来年2月、ノルディックスキー・ジャンプの女子選手が五輪で初めてソチの空を舞う。1999年に女子だけの国際大会が行われてから14年。先駆者の思いは後輩へと引き継がれ、歴史的なシーズンを迎える。
挑戦に冷たい視線
その挑戦に向けられた視線は冷たかった。74年にオスロ伝統のホルメンコーレン大会で女子が初飛行した際、当時の男子の世界王者は「勇気は尊敬する。でもジャンプは女性がすべきスポーツではない」と断じた。

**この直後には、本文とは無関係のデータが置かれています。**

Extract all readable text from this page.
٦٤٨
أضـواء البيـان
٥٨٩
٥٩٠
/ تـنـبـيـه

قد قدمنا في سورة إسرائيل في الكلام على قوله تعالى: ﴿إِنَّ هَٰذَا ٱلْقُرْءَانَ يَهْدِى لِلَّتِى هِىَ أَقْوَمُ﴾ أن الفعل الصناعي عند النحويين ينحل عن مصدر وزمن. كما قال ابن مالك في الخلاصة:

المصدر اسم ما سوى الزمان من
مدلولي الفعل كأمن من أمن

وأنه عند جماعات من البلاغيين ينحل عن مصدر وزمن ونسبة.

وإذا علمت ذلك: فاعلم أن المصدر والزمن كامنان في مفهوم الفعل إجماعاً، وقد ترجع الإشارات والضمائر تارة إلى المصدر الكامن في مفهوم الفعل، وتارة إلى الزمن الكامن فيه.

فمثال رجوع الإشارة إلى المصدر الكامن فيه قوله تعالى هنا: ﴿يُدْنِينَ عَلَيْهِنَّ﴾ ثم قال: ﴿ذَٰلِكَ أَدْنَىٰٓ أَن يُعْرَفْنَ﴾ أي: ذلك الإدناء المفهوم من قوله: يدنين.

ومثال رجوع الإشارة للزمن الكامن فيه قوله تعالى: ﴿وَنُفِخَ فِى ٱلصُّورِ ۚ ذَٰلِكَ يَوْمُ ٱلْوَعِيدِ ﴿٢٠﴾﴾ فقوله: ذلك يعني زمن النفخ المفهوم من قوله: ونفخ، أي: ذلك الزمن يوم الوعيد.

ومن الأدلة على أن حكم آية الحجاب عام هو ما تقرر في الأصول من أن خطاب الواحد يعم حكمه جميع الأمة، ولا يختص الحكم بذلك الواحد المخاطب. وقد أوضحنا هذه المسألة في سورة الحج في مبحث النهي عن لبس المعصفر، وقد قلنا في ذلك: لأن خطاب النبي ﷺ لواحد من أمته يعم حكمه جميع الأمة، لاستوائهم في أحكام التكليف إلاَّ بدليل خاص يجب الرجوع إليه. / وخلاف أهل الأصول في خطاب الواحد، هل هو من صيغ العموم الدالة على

日本の先駆者、山田いずみさん(35)は中学1年の92年にノーマルヒル、97年にはラージヒルを公式大会で初めて飛んだ。しかし一部で「着地の衝撃で出産できなくなる」などと言われていたのを後から聞き、ショックを受けた。「実力で認められるしかない」と強く思ったことを覚えている。
男子ほどに試合数はなく「目標を立てづらく悩んだ時期もあった」と明かす。2歳下の葛西賀子(かさい・よしこ)選手(33)=現姓・吉泉、日本空調=が中学卒業で競技を続けるか迷った時には「女子が減ったら試合に出るチャンスが少なくなる」と引き留めた。